I had the lucky experience last Saturday to lead a teacher to teacher session at the GA Conference in Derby. It was well worth the 6am start and the 3 hour train journey for the people I met (one of the highlights was being starstruck by sitting in front of Professor Iain Stewart), the ideas people shared and the chance to share my own work.

The first lecture of the day I attended was by Terry Callaghan about the future of the Arctic and why people are so interested in it. Aside from the scientific evidence that he showed to prove that the Arctic is warming it was interesting to hear some of the impacts on both the abiotic and biotic world. For example, the melting of permafrost and the increasing depth of the active layer may lead to damages in infrastructure, damage to ecosystems and the potential destruction of gas pipelines.

Terry Callaghan also argued that the Arctic faces a range of challenges and opportunities for both Arctic residents and the global community. These challenges include sea rise in countries such as Bangladesh and insecure travel routes whereas the opportunities include a development of trading routes such as the northwest passage. Overall, a fascinating lecture about a part of the world that will increasingly become an important battleground in the future.

I was keen to watch Margaret Roberts (as a pioneer of enquiry) talk about controversial issues to a room of PGCE students, NQTs and PGCE tutors.
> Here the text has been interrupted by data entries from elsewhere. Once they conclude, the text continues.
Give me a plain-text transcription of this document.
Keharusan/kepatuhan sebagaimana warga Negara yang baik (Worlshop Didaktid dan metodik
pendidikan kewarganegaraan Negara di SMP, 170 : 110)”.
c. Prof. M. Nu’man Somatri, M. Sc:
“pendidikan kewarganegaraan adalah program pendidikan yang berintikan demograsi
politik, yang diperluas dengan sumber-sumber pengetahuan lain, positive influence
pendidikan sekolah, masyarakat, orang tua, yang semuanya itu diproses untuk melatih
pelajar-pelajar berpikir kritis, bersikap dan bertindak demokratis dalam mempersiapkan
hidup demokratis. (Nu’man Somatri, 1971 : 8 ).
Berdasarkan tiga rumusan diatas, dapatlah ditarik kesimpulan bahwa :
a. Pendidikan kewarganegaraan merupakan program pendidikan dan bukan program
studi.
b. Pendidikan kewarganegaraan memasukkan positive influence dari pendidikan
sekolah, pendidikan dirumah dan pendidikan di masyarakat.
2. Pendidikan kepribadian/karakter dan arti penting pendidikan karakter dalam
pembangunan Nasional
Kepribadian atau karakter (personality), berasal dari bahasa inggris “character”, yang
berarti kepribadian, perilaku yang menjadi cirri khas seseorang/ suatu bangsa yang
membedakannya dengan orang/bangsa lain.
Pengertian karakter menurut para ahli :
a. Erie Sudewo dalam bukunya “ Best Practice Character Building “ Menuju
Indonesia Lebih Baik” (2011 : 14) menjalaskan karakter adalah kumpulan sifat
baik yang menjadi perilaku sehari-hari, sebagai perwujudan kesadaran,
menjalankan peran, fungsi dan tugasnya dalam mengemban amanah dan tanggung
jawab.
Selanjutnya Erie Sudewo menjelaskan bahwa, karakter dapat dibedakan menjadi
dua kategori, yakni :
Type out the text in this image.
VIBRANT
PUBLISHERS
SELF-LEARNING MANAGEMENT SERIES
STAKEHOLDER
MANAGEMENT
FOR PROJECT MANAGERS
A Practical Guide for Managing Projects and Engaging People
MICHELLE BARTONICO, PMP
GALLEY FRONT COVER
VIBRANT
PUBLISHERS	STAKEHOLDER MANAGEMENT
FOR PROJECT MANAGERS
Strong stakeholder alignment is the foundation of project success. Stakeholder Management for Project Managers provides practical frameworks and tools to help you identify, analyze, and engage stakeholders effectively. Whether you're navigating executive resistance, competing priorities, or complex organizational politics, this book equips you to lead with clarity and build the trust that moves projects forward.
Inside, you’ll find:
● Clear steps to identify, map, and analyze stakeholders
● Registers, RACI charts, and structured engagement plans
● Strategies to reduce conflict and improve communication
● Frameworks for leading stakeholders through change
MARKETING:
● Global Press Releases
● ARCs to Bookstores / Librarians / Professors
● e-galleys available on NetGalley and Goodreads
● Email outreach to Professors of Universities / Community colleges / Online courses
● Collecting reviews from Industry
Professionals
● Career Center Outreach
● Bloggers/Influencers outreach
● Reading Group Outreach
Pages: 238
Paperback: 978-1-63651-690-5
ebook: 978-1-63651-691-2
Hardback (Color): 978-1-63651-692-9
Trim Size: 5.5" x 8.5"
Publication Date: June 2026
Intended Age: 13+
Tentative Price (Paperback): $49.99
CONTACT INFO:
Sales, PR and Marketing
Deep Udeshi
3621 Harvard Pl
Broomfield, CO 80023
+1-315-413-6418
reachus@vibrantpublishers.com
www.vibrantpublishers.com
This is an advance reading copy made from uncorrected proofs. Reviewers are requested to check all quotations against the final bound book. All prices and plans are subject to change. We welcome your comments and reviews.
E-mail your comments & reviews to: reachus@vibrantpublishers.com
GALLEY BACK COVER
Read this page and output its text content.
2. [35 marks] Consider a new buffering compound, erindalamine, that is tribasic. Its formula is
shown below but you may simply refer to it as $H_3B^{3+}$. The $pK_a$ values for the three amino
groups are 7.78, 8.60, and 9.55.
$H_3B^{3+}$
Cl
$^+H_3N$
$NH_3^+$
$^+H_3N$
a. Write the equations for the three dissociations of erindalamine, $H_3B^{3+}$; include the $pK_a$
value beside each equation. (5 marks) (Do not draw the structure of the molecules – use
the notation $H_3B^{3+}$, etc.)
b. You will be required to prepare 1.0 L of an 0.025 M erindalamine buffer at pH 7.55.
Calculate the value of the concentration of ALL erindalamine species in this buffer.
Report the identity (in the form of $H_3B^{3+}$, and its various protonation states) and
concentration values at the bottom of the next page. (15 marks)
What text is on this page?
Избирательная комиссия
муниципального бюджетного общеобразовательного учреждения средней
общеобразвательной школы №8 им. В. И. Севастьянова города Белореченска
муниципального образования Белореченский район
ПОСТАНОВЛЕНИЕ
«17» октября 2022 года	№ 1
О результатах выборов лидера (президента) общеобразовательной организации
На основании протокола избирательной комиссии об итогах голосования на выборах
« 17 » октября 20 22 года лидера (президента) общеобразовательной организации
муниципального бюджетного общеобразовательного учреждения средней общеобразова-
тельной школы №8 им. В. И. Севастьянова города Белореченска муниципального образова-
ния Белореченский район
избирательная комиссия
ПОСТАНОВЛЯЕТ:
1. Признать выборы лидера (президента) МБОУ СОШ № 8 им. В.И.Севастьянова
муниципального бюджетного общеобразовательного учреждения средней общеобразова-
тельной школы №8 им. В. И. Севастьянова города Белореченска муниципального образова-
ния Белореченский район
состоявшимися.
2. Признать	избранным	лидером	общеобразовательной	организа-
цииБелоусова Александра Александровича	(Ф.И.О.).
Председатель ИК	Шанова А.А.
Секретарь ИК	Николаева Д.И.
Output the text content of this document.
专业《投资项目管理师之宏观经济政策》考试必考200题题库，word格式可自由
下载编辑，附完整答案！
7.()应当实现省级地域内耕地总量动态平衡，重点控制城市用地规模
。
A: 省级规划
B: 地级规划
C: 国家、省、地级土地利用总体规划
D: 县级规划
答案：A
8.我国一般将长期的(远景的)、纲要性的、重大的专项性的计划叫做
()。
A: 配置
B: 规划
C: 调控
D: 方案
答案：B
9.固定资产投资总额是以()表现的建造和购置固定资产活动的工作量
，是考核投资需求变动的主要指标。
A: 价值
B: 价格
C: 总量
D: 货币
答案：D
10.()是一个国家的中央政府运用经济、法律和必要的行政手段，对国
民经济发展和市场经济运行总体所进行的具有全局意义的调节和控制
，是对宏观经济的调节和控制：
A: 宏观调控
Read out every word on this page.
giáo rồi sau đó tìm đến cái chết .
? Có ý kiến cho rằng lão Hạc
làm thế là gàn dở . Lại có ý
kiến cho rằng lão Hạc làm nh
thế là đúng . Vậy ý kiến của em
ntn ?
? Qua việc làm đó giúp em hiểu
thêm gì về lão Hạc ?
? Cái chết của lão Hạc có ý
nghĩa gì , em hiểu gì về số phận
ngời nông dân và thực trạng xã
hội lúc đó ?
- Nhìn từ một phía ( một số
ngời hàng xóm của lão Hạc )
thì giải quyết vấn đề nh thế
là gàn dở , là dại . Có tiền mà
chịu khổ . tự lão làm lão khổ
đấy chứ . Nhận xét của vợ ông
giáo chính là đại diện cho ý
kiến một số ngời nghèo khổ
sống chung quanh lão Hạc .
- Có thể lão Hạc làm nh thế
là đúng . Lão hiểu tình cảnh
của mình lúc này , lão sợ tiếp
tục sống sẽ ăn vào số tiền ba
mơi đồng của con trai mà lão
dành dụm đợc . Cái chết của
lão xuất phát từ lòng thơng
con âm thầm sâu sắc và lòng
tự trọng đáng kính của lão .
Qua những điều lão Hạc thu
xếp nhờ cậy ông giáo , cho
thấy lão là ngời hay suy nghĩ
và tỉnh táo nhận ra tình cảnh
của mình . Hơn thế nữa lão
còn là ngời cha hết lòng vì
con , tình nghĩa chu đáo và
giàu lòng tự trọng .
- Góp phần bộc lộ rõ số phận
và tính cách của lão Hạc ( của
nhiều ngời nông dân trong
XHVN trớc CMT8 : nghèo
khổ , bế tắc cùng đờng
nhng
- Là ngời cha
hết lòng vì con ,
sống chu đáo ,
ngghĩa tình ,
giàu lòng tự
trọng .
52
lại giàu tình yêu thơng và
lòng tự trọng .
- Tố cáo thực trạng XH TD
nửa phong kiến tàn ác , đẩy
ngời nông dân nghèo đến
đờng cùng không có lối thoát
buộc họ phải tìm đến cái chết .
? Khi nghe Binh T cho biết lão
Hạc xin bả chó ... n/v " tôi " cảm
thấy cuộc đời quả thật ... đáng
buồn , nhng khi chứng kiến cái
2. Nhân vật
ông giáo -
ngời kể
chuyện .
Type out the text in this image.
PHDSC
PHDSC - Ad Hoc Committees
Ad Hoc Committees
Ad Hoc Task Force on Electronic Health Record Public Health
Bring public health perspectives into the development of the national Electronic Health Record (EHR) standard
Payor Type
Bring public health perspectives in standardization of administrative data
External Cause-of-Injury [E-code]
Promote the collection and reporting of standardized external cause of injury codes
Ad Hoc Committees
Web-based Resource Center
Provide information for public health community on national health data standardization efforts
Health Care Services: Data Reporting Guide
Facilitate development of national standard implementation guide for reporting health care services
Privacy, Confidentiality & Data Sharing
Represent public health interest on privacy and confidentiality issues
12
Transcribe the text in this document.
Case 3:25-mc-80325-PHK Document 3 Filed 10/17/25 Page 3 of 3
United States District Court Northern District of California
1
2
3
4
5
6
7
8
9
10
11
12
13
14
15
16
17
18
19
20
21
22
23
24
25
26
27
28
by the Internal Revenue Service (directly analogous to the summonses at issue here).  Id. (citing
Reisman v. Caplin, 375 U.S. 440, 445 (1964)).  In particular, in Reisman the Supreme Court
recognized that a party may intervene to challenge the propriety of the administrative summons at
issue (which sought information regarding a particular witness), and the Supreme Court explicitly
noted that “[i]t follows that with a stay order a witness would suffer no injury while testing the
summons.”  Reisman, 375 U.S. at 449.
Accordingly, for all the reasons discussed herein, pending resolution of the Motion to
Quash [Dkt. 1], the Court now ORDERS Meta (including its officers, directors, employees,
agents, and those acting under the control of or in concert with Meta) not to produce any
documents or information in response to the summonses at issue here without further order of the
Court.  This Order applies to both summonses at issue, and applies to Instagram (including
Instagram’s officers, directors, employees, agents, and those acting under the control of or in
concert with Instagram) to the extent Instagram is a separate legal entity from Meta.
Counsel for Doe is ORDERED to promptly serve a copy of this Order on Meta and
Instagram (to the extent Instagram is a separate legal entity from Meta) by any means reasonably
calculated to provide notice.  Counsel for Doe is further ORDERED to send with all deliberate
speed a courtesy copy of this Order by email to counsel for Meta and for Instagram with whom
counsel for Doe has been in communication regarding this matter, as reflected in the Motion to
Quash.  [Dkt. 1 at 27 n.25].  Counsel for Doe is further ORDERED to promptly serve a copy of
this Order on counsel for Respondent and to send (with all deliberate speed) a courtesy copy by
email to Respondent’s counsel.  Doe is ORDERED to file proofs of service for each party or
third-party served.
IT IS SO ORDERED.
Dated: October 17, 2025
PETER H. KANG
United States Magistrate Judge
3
She questioned whether issues such as global warming should be taught from both sides (e.g. scientists who believe in global warming vs. those who do not). Most of the people in the room decided that as geography teachers we should teach both sides but stick to the science. Activities such as role play, class discussions and spider diagrams should be used to explore these controversial issues with the teacher acting as a neutral observer.

Leading my teacher to teacher session was probably the highlight of my day. I was so pleased to see so many turn up and also many wanting to ask questions. I started my enquiry journey during my PGCE at Henry Box (James Clark as my mentor showed me how it enthused the kids in his department) and it was exciting to share my ideas with other people.

The final session of the day was entitled 'Geography of Hope' by David Hicks. David argued that geography teachers should also focus on the hopes of the future, the success stories of sustainability rather than the doom and gloom of climate change. An interesting approach which made me think about my teaching and whether my lessons are often a little pessimistic. As geography teachers should we not also be teaching students that they can help to look after the world, instead of teaching them about the gloomy future which is predicted?

The trip to Derby was really enjoyable and I would recommend the GA conference to all geography teachers. It makes you remember why you love the subject so much and forget about the paperwork and marking of the daily routine.